My walking club makes use of some clever technology which at least one other group has asked us about, so I thought I’d write it up here…
We list all our upcoming walks on our website, and there’s usually one every week. We like to publish a mobile phone number for the walk leader so people can check the rendezvous and ask any questions. However, leaders are sometimes less than thrilled at the idea of having their mobile number on the internet. Our website had all sorts of hacks built into it – displaying the numbers as images and removing them after the event had passed – which were holding up our move to a more off-the-shelf CMS.
That’s where I came in. The idea was to publish a single phone number for all walk leaders which forwards to the right person for the given week – no more privacy concerns and everybody happy.
This is not new; it’s the sort of thing VOIP providers have been able to sell you for years on a “normal” geographic phone number like 01865 xxxxxx. However, publishing that on the website would cause all sorts of confusion; people most often call on the morning of the walk when we’re already out on the ground, and would be put off calling a “landline” number because they’d think it was a home number.
This is where one of my favourite tech companies comes into its own: Andrew and Arnold now sell normal 07xxx mobile numbers on VOIP.
For the calls, it’s dead simple – just use a web page to specify the “target” number (or numbers plural if you’re feeling adventurous):
This works completely seamlessly and even passes through the original caller’s caller ID to the target phone. It costs £1.20 per month for the number plus a per-minute cost for forwarded calls, which is currently 3p per minute for UK mobiles. That makes it very cost-effective for a cash-strapped walking club – the whole thing costs us less than £30 per year.
We also make use of the “time profiles” feature to limit calls to 8am through 8pm after an incident where someone called unreasonably late.

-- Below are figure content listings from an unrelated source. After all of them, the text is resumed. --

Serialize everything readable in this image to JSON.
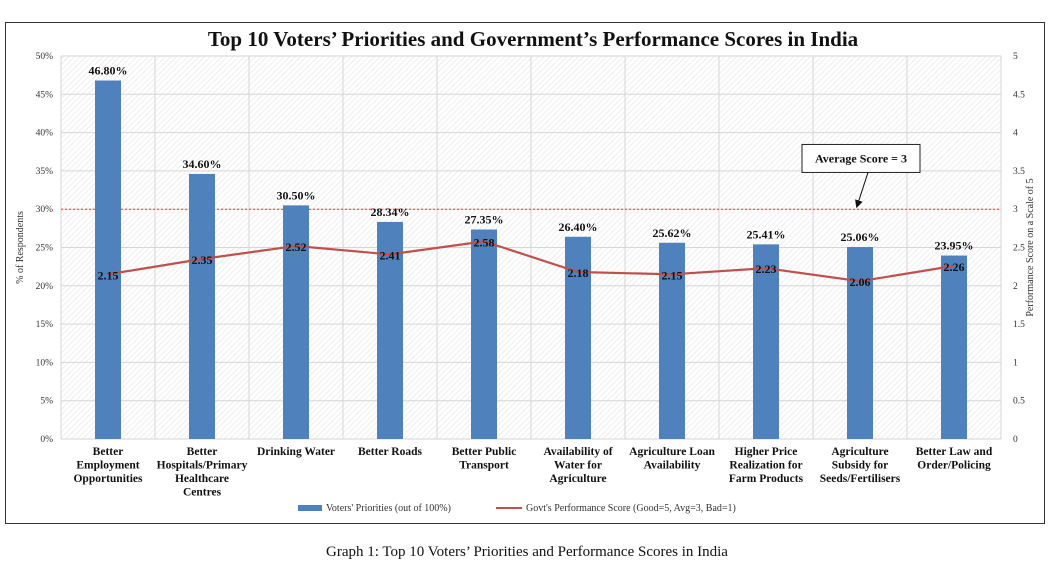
{
  "chart_data": {
    "type": "bar",
    "title": "Top 10 Voters’ Priorities and Government’s Performance Scores in India",
    "ylabel": "% of Respondents",
    "y2label": "Performance Score on a Scale of 5",
    "xlabel": "",
    "ylim": [
      0,
      50
    ],
    "y2lim": [
      0,
      5
    ],
    "grid": true,
    "legend_position": "bottom",
    "y_ticks": [
      "0%",
      "5%",
      "10%",
      "15%",
      "20%",
      "25%",
      "30%",
      "35%",
      "40%",
      "45%",
      "50%"
    ],
    "y2_ticks": [
      "0",
      "0.5",
      "1",
      "1.5",
      "2",
      "2.5",
      "3",
      "3.5",
      "4",
      "4.5",
      "5"
    ],
    "categories": [
      [
        "Better",
        "Employment",
        "Opportunities"
      ],
      [
        "Better",
        "Hospitals/Primary",
        "Healthcare",
        "Centres"
      ],
      [
        "Drinking Water"
      ],
      [
        "Better Roads"
      ],
      [
        "Better Public",
        "Transport"
      ],
      [
        "Availability of",
        "Water for",
        "Agriculture"
      ],
      [
        "Agriculture Loan",
        "Availability"
      ],
      [
        "Higher Price",
        "Realization for",
        "Farm Products"
      ],
      [
        "Agriculture",
        "Subsidy for",
        "Seeds/Fertilisers"
      ],
      [
        "Better Law and",
        "Order/Policing"
      ]
    ],
    "series": [
      {
        "name": "Voters' Priorities (out of 100%)",
        "type": "bar",
        "axis": "left",
        "color": "#4f81bd",
        "values": [
          46.8,
          34.6,
          30.5,
          28.34,
          27.35,
          26.4,
          25.62,
          25.41,
          25.06,
          23.95
        ],
        "labels": [
          "46.80%",
          "34.60%",
          "30.50%",
          "28.34%",
          "27.35%",
          "26.40%",
          "25.62%",
          "25.41%",
          "25.06%",
          "23.95%"
        ]
      },
      {
        "name": "Govt's Performance Score (Good=5, Avg=3, Bad=1)",
        "type": "line",
        "axis": "right",
        "color": "#c0504d",
        "values": [
          2.15,
          2.35,
          2.52,
          2.41,
          2.58,
          2.18,
          2.15,
          2.23,
          2.06,
          2.26
        ],
        "labels": [
          "2.15",
          "2.35",
          "2.52",
          "2.41",
          "2.58",
          "2.18",
          "2.15",
          "2.23",
          "2.06",
          "2.26"
        ]
      }
    ],
    "reference_line": {
      "axis": "right",
      "value": 3,
      "color": "#e0403a",
      "style": "dashed"
    },
    "annotation": {
      "text": "Average Score = 3",
      "points_to_value": 3,
      "category_index": 8.5
    }
  },
  "caption": "Graph 1: Top 10 Voters’ Priorities and Performance Scores in India"
}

Texts are a bit messier (although in practice we find people rarely use them). But it’s an 07 number and people expect to be able to SMS it, so we made it work. Unfortunately you can’t seamlessly forward texts (because AAISP don’t want to allow “forgery” of texts “from” the original sender, which I can understand). One option is to e-mail them somewhere, but the method we use is to have them sent to an HTTPS page which I host, which in turn uses IntelliSMS to send a text a bit like this:
Clicking the sender number on most phones allows the reply text to be started pretty easily.